Teilweise muss das Stromnetz für die Anforderungen der Ladesäulen noch ausgebaut werden. In Deuz und Brauersdorf gibt es noch gar kein Niederspannungskabel, in Dreis-Tiefenbach muss ein stärkeres her.

„Bis jetzt habe ich noch jeden zur Prüfung gebracht und alle haben einen Führerschein bekommen. Mein ältester Fahrschüler war 72-Jahre alt, es hat zwar ein wenig gedauert, aber er konnte nach einer gewissen Zeit seinen Führerschein in Händen halten“, so Jens Schiller.

Die Corona-Pandemie und die Fahrschulen

Dennoch hätten die Fahrschulen nicht nur im Kreis Siegen-Wittgenstein, sondern in ganz Deutschland, Probleme – und die Situation werde immer schlimmer. Durch den Corona-Lockdown gibt es einen erheblichen Stau in der Abarbeitung von Schülerinnen und Schülern. Lange Wartezeiten entstehen, teilweise dauere es über sechs Monate, bis ein Fahrschüler mit der Ausbildung anfangen kann.

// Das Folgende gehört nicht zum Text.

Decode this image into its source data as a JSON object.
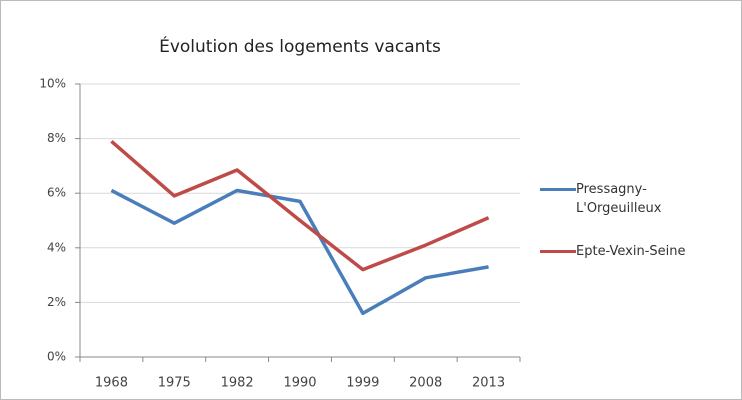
{
  "chart_data": {
    "type": "line",
    "title": "Évolution des logements vacants",
    "categories": [
      "1968",
      "1975",
      "1982",
      "1990",
      "1999",
      "2008",
      "2013"
    ],
    "series": [
      {
        "name": "Pressagny-L'Orgeuilleux",
        "color": "#4a7ebb",
        "values": [
          6.1,
          4.9,
          6.1,
          5.7,
          1.6,
          2.9,
          3.3
        ]
      },
      {
        "name": "Epte-Vexin-Seine",
        "color": "#be4b48",
        "values": [
          7.9,
          5.9,
          6.85,
          5.0,
          3.2,
          4.1,
          5.1
        ]
      }
    ],
    "ylim": [
      0,
      10
    ],
    "yticks": [
      {
        "value": 0,
        "label": "0%"
      },
      {
        "value": 2,
        "label": "2%"
      },
      {
        "value": 4,
        "label": "4%"
      },
      {
        "value": 6,
        "label": "6%"
      },
      {
        "value": 8,
        "label": "8%"
      },
      {
        "value": 10,
        "label": "10%"
      }
    ],
    "grid": true,
    "legend": "right"
  }
}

Hinzu kommt dann noch die Anzahl der Fahrstunden, denn im Schnitt braucht ein Fahrschüler bis zu 40 Stunden und nicht selten mehr. Somit liegen die Führerscheinkosten mindestens bei rund 3000 Euro.

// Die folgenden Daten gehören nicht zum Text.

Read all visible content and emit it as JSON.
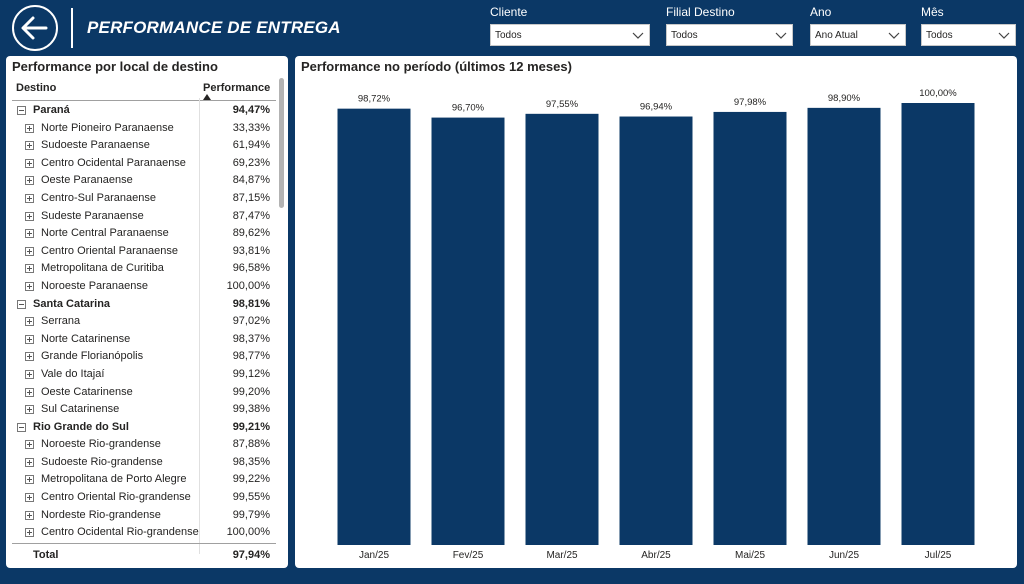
{
  "header": {
    "title": "PERFORMANCE DE ENTREGA",
    "back_icon": "arrow-left-icon"
  },
  "filters": [
    {
      "label": "Cliente",
      "value": "Todos"
    },
    {
      "label": "Filial Destino",
      "value": "Todos"
    },
    {
      "label": "Ano",
      "value": "Ano Atual"
    },
    {
      "label": "Mês",
      "value": "Todos"
    }
  ],
  "table": {
    "title": "Performance por local de destino",
    "col_destino": "Destino",
    "col_performance": "Performance",
    "groups": [
      {
        "name": "Paraná",
        "value": "94,47%",
        "children": [
          {
            "name": "Norte Pioneiro Paranaense",
            "value": "33,33%"
          },
          {
            "name": "Sudoeste Paranaense",
            "value": "61,94%"
          },
          {
            "name": "Centro Ocidental Paranaense",
            "value": "69,23%"
          },
          {
            "name": "Oeste Paranaense",
            "value": "84,87%"
          },
          {
            "name": "Centro-Sul Paranaense",
            "value": "87,15%"
          },
          {
            "name": "Sudeste Paranaense",
            "value": "87,47%"
          },
          {
            "name": "Norte Central Paranaense",
            "value": "89,62%"
          },
          {
            "name": "Centro Oriental Paranaense",
            "value": "93,81%"
          },
          {
            "name": "Metropolitana de Curitiba",
            "value": "96,58%"
          },
          {
            "name": "Noroeste Paranaense",
            "value": "100,00%"
          }
        ]
      },
      {
        "name": "Santa Catarina",
        "value": "98,81%",
        "children": [
          {
            "name": "Serrana",
            "value": "97,02%"
          },
          {
            "name": "Norte Catarinense",
            "value": "98,37%"
          },
          {
            "name": "Grande Florianópolis",
            "value": "98,77%"
          },
          {
            "name": "Vale do Itajaí",
            "value": "99,12%"
          },
          {
            "name": "Oeste Catarinense",
            "value": "99,20%"
          },
          {
            "name": "Sul Catarinense",
            "value": "99,38%"
          }
        ]
      },
      {
        "name": "Rio Grande do Sul",
        "value": "99,21%",
        "children": [
          {
            "name": "Noroeste Rio-grandense",
            "value": "87,88%"
          },
          {
            "name": "Sudoeste Rio-grandense",
            "value": "98,35%"
          },
          {
            "name": "Metropolitana de Porto Alegre",
            "value": "99,22%"
          },
          {
            "name": "Centro Oriental Rio-grandense",
            "value": "99,55%"
          },
          {
            "name": "Nordeste Rio-grandense",
            "value": "99,79%"
          },
          {
            "name": "Centro Ocidental Rio-grandense",
            "value": "100,00%"
          }
        ]
      }
    ],
    "total_label": "Total",
    "total_value": "97,94%"
  },
  "chart_data": {
    "type": "bar",
    "title": "Performance no período (últimos 12 meses)",
    "categories": [
      "Jan/25",
      "Fev/25",
      "Mar/25",
      "Abr/25",
      "Mai/25",
      "Jun/25",
      "Jul/25"
    ],
    "values": [
      98.72,
      96.7,
      97.55,
      96.94,
      97.98,
      98.9,
      100.0
    ],
    "data_labels": [
      "98,72%",
      "96,70%",
      "97,55%",
      "96,94%",
      "97,98%",
      "98,90%",
      "100,00%"
    ],
    "xlabel": "",
    "ylabel": "",
    "ylim": [
      0,
      100
    ],
    "bar_color": "#0b3866"
  },
  "colors": {
    "background": "#0b3866",
    "panel": "#ffffff",
    "bar": "#0b3866"
  }
}
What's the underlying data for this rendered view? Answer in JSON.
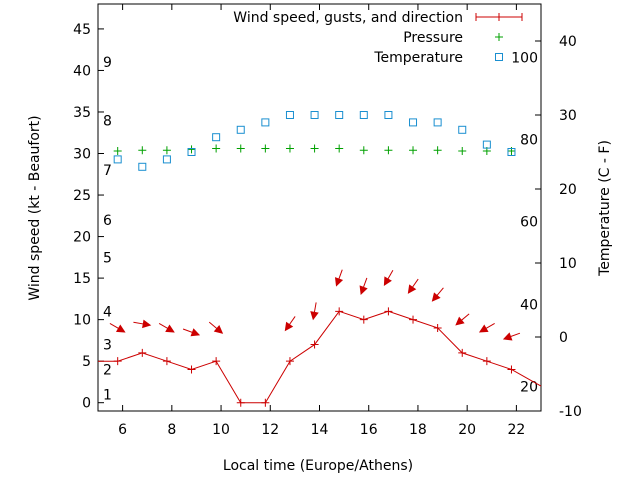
{
  "chart_data": {
    "type": "line",
    "xlabel": "Local time (Europe/Athens)",
    "ylabel": "Wind speed (kt - Beaufort)",
    "y2label": "Temperature (C - F)",
    "xlim": [
      5,
      23
    ],
    "ylim": [
      -1,
      48
    ],
    "y2lim": [
      -10,
      45
    ],
    "grid": false,
    "legend_position": "top-right",
    "x_ticks": [
      6,
      8,
      10,
      12,
      14,
      16,
      18,
      20,
      22
    ],
    "y_ticks": [
      0,
      5,
      10,
      15,
      20,
      25,
      30,
      35,
      40,
      45
    ],
    "y2_ticks": [
      -10,
      0,
      10,
      20,
      30,
      40
    ],
    "beaufort_labels": [
      {
        "label": "1",
        "at_kt": 1
      },
      {
        "label": "2",
        "at_kt": 4
      },
      {
        "label": "3",
        "at_kt": 7
      },
      {
        "label": "4",
        "at_kt": 11
      },
      {
        "label": "5",
        "at_kt": 17.5
      },
      {
        "label": "6",
        "at_kt": 22
      },
      {
        "label": "7",
        "at_kt": 28
      },
      {
        "label": "8",
        "at_kt": 34
      },
      {
        "label": "9",
        "at_kt": 41
      }
    ],
    "fahrenheit_labels": [
      {
        "label": "20",
        "at_c": -6.7
      },
      {
        "label": "40",
        "at_c": 4.4
      },
      {
        "label": "60",
        "at_c": 15.6
      },
      {
        "label": "80",
        "at_c": 26.7
      },
      {
        "label": "100",
        "at_c": 37.8
      }
    ],
    "series": [
      {
        "name": "Wind speed, gusts, and direction",
        "color": "#cc0000",
        "kind": "line-plus",
        "x": [
          5,
          5.8,
          6.8,
          7.8,
          8.8,
          9.8,
          10.8,
          11.8,
          12.8,
          13.8,
          14.8,
          15.8,
          16.8,
          17.8,
          18.8,
          19.8,
          20.8,
          21.8,
          23
        ],
        "values": [
          5,
          5,
          6,
          5,
          4,
          5,
          0,
          0,
          5,
          7,
          11,
          10,
          11,
          10,
          9,
          6,
          5,
          4,
          2
        ]
      },
      {
        "name": "Pressure",
        "color": "#00a000",
        "kind": "plus",
        "x": [
          5.8,
          6.8,
          7.8,
          8.8,
          9.8,
          10.8,
          11.8,
          12.8,
          13.8,
          14.8,
          15.8,
          16.8,
          17.8,
          18.8,
          19.8,
          20.8,
          21.8
        ],
        "values": [
          30.3,
          30.4,
          30.4,
          30.5,
          30.6,
          30.6,
          30.6,
          30.6,
          30.6,
          30.6,
          30.4,
          30.4,
          30.4,
          30.4,
          30.3,
          30.3,
          30.3
        ]
      },
      {
        "name": "Temperature",
        "color": "#1a8fd0",
        "kind": "square",
        "axis": "y2",
        "x": [
          5.8,
          6.8,
          7.8,
          8.8,
          9.8,
          10.8,
          11.8,
          12.8,
          13.8,
          14.8,
          15.8,
          16.8,
          17.8,
          18.8,
          19.8,
          20.8,
          21.8
        ],
        "values": [
          24,
          23,
          24,
          25,
          27,
          28,
          29,
          30,
          30,
          30,
          30,
          30,
          29,
          29,
          28,
          26,
          25
        ]
      }
    ],
    "wind_arrows": {
      "color": "#cc0000",
      "x": [
        5.8,
        6.8,
        7.8,
        8.8,
        9.8,
        12.8,
        13.8,
        14.8,
        15.8,
        16.8,
        17.8,
        18.8,
        19.8,
        20.8,
        21.8
      ],
      "at_kt": [
        9,
        9.5,
        9,
        8.5,
        9,
        9.5,
        11,
        15,
        14,
        15,
        14,
        13,
        10,
        9,
        8
      ],
      "angle_deg": [
        300,
        280,
        300,
        290,
        310,
        35,
        10,
        20,
        20,
        30,
        35,
        40,
        50,
        60,
        70
      ]
    }
  }
}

Neben der Pandemie gibt es dafür aber auch noch einen anderen Grund: In Deutschland fehlen rund 2500 Fahrlehrer. Früher hat die Bundeswehr Fahrlehrer ausgebildet und nach Beendigung ihrer Dienstzeit gingen sie als Fahrlehrer in die private Wirtschaft. Heute kann sich jemand die Ausbildung zum Fahrlehrer von den Kosten her fast nicht mehr leisten und der Fahrlehrer-Beruf ist schon seit Jahrzehnten überaltert. Weitere Gründe sind Engpässe in der Zuteilung von Prüfungen beim TÜV, und auch hier gibt es wochenlange Wartezeiten. „Es gibt einen erheblichen Fachkräftemangel an Fahrlehrern und das wird sich noch verstärken. Und auch ich suche schon seit Monaten zwei Vollzeitkräfte für unsere Fahrschule“, berichtet Jens Schiller.